Sender: linux-kernel-owner@vger.kernel.org
List-ID: <linux-kernel.vger.kernel.org>
X-Mailing-List: linux-kernel@vger.kernel.org

On Tue, 2009-02-17 at 11:24 +0100, Nick Piggin wrote:
> On Tue, Feb 17, 2009 at 11:05:16AM +0100, Peter Zijlstra wrote:
> > On Tue, 2009-02-17 at 10:38 +0100, Nick Piggin wrote:
> > 
> > > It is a great shame that filesystems are not properly notified
> > > that a page may become dirty before the actual set_page_dirty
> > > event (which is not allowed to fail and is called after the
> > > page is already dirty).
> > 
> > Not quite true, for example the set_page_dirty() done by the write fault
> > code is done _before_ the page becomes dirty.
> > 
> > This before/after thing was the reason for that horrid file corruption
> > bug that dragged on for a few weeks back in .19 (IIRC).
> 
> Yeah, there are actually races though.

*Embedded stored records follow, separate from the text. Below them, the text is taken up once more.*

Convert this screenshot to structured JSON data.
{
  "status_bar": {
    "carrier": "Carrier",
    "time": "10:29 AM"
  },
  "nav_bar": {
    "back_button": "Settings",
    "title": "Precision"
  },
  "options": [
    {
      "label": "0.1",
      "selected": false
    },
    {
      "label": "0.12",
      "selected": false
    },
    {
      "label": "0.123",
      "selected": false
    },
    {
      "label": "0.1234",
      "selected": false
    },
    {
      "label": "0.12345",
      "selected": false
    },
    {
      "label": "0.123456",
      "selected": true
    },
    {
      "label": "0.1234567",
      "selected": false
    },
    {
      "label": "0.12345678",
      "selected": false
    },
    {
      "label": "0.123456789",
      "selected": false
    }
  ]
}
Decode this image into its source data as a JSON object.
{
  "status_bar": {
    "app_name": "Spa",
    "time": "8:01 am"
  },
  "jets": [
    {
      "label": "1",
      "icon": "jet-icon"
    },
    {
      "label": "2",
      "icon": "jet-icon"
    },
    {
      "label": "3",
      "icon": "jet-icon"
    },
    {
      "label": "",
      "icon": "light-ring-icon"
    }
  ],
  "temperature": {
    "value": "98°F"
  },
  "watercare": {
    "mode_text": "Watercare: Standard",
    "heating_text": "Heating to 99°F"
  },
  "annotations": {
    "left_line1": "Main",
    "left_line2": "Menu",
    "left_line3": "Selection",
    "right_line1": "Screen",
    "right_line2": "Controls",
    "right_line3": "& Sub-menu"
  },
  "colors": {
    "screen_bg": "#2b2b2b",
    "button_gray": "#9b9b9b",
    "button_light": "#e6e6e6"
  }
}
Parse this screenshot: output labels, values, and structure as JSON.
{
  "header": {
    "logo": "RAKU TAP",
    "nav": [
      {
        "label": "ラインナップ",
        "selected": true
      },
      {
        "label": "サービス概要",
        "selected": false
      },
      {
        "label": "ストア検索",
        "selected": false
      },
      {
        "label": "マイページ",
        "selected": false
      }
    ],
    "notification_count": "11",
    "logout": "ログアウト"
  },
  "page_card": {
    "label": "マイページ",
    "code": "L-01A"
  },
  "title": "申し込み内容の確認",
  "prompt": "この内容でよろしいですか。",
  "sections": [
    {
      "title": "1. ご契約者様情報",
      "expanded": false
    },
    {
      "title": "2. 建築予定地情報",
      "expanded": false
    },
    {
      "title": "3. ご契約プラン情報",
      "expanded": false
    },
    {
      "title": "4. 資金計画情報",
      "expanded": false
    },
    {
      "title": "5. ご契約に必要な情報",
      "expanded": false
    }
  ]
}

The page can become cleaned
> before set_page_dirty is reached, and there are also nasty races with
> truncate.

Hmm, so you're saying that never got properly fixed?
 
> > > This is a big problem I have with fsblock simply in trying to
> > > make the memory allocation robust. page_mkwrite unfortunately
> > > is racy and I've fixed problems there... the big problem though
> > > is get_user_pages. Fixing that properly seems to require fixing
> > > callers so it is not really realistic in the short term.
> > 
> > Right, I'm just not sure what we can do, even with a
> > prepage_page_dirty() function, what are you going to do, fail the fault?
> 
> Oh, for regular page fault functions using page_mkwrite, they
> definitely want to fail the fault with a SIGBUS, and actually XFS
> already does that (for fsblock robust memory allocations you
> would also want to fail OOM on metadata allocation failure). What
> is the other option? Silently fail the write?

OK, agreed.

> For XFS purpose (ie. -ENOSPC handling), the current code is reasonable
> although there could be some truncate races with block allocation. But
> mostly probably works. For something like fsblock it can be much more
> common to have the metadata refcount reach 0 and freed before spd is
> called. In that case the code actually goes into a bug situation so it
> is a bit more critical.
> 
> But no that's the "easy" part. The hard part is get_user_pages
> because the caller can hold onto the page indefinitely simply with a
> refcount, and go along happily dirtying it at any stage (actually
> writing to the page memory) before actually calling set_page_dirty.

Should a gup user not specify .write=1 if it wants to dirty the page, at
which point the follow_page() will do the dirty-fault thingy.

Ah, but then we can clean it because we're not holding the page-lock. I
see.

> The "cleanest" way to fix this from VM point of view is probably to
> force gup callers to hold the page locked for the duration to
> prevent truncation or writeout after the filesystem notification.
> Don't know if that would be very popular, however.

Right, so you'd want to keep the page locked over gup(.write=1)
sections.

So should we extend the gup() with put_user_page()?